Last Updated: 20 March 2023
Inconsistent moves in bonds, equities and credit in 2010 have made life very difficult for asset allocators. But is the market throwing up an opportunity to short financials?
At the beginning of the year, the consensus (as I reported from our January Inside ETFs conference at the time) amongst US investors was that it was right to seek inflation protection. Large inflows into TIPS ETFs and ProShares’ Ultrashort Lehman 20+ year Treasury ETF (NYSE Arca: TBT) were testament to this, even if a contrarian mindset might have interpreted such unanimity as a warning sign.
Now, as my colleague Matt Hougan reminded us on Monday, investors in TBT have lost over a quarter of their money in 2010, while some of the world’s best-known investment strategists have ended up with egg on their faces.
For those placing trades on the shape of the US government yield curve, it has also been a tough time. Historical yield spread relationships have been broken (the yield spread of the 30-year US bond over the 10-year hit a new all-time high – 125 basis points – after yesterday’s announcement that the Fed would buy T-bonds but concentrate on those with a maturity of under 10 years).
In Europe, government bond yields have swung all over the place as concerns over sovereign creditworthiness hit a peak in May. For the time being, intra-government credit spread differentials have subsided, although I concur with Satyajit Das, who views Europe’s Financial Stability Facility (EFSF) largely as a debt-shuffling exercise with structural flaws (the lack of joint and several liability) that may even increase the risk of contagion from one country to another.
Equities have been showing directionless volatility. At the time of writing, the S&P futures contract, at just above 1100, is pretty much where it was last October, although in the interim we’ve ranged between 1220 and 1000, with several attempts at establishing a clear bull or bear trend breaking down.
And in credit, the prospect of low official interest rates for some time to come has led to a dramatic inflow of money to corporate bond funds in the search for a bit of incremental income. History tells us that such scrambles for yield invariably end in tears, but so far there’s little sign of investor demand for credit being saturated (as our latest weekly trading report attests).
Or is there? Strategist Tim Backshall of Credit Derivatives Research, which maintains a model comparing credit spreads and equity valuations from a top-down perspective, points out that the credit market has now underperformed equities for six days in a row, sending a possible signal of a trend change.
It is, after all, the credit market that has a successful track record of pinpointing such market reversals, says Backshall.
“The signal from the credit market is clear and has proved right time and again at turning points (whether long or short-term), and that is a slowing of the risk-on rally of the last month or two. The consistency of the last six days’ underperformance (even as last week’s flows maintained decent levels) should be at least pause for thought for tactical asset allocators,” Backshall wrote last night in his excellent daily round-up.

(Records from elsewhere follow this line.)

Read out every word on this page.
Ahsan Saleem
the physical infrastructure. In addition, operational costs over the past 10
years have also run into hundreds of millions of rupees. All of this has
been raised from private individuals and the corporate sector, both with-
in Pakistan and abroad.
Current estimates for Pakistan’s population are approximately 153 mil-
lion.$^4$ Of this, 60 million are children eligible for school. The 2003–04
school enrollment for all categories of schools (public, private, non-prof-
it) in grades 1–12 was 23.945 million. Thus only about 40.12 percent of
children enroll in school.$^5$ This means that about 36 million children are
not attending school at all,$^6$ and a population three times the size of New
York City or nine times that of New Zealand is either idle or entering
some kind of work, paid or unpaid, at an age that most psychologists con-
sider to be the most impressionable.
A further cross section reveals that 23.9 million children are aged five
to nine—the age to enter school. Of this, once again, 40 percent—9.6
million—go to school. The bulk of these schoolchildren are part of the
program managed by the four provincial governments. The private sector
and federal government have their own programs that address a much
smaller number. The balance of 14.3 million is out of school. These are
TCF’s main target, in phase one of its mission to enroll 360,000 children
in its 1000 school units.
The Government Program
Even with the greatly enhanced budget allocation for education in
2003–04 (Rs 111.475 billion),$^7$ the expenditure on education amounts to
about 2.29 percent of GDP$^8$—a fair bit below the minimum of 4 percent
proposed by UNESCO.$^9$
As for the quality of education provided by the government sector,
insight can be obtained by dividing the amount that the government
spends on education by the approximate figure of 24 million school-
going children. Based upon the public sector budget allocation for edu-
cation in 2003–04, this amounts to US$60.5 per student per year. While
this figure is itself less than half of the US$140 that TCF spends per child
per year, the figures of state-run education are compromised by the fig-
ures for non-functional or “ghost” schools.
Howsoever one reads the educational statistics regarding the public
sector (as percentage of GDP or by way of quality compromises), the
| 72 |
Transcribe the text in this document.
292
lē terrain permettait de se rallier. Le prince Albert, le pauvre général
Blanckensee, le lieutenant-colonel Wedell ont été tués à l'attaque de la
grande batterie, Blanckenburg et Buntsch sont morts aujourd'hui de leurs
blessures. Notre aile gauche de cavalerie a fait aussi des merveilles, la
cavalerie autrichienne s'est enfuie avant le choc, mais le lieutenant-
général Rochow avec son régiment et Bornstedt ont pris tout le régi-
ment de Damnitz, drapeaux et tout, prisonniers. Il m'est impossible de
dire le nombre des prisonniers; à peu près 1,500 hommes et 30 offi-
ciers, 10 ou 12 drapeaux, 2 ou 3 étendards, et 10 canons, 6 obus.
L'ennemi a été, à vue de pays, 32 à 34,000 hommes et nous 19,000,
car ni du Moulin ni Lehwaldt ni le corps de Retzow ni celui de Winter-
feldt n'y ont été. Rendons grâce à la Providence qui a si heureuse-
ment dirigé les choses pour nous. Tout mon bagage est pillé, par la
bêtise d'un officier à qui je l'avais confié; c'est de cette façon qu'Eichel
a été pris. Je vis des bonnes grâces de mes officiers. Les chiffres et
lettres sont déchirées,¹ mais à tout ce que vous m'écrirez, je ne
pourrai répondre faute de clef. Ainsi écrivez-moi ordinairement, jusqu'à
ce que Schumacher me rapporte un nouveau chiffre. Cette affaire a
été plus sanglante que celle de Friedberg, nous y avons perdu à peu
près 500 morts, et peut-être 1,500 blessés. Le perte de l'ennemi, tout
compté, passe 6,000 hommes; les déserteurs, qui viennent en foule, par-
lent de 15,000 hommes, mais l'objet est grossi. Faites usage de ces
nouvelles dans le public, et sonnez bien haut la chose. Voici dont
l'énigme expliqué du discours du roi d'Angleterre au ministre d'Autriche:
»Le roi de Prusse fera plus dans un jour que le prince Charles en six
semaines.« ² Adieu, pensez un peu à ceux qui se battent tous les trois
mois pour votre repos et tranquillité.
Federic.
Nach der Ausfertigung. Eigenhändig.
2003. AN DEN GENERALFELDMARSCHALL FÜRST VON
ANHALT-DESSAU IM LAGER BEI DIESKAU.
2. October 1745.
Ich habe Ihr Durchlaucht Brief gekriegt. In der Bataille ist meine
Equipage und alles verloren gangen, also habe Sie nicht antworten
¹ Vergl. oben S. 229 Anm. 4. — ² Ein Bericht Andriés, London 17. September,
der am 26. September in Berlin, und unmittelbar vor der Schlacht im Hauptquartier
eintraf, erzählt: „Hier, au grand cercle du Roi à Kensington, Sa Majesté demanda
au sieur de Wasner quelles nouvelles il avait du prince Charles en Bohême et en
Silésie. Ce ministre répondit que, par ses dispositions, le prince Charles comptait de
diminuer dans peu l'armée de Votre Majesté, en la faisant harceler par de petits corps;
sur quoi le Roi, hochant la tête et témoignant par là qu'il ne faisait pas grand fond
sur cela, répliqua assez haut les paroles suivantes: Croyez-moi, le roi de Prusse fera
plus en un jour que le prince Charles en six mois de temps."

Backshall’s suggestion that investors consider shorting financials’ credit and equities chimes with Pedro de Noronha’s market views, as described on IndexUniverse.eu last week.
If you’re an ETF investor, an obvious way to express such a view would be through db x-trackers’ Stoxx Europe 600 Daily Banks short ETF, or the firm’s short ETFs on the iTraxx Europe senior and subordinated financials index (though bear in mind the problem of return drift if holding such funds for a multiday period); or by shorting a Stoxx Europe 600 bank sector ETF directly (Lyxor, db x-trackers, iShares and Source operate the largest of these funds).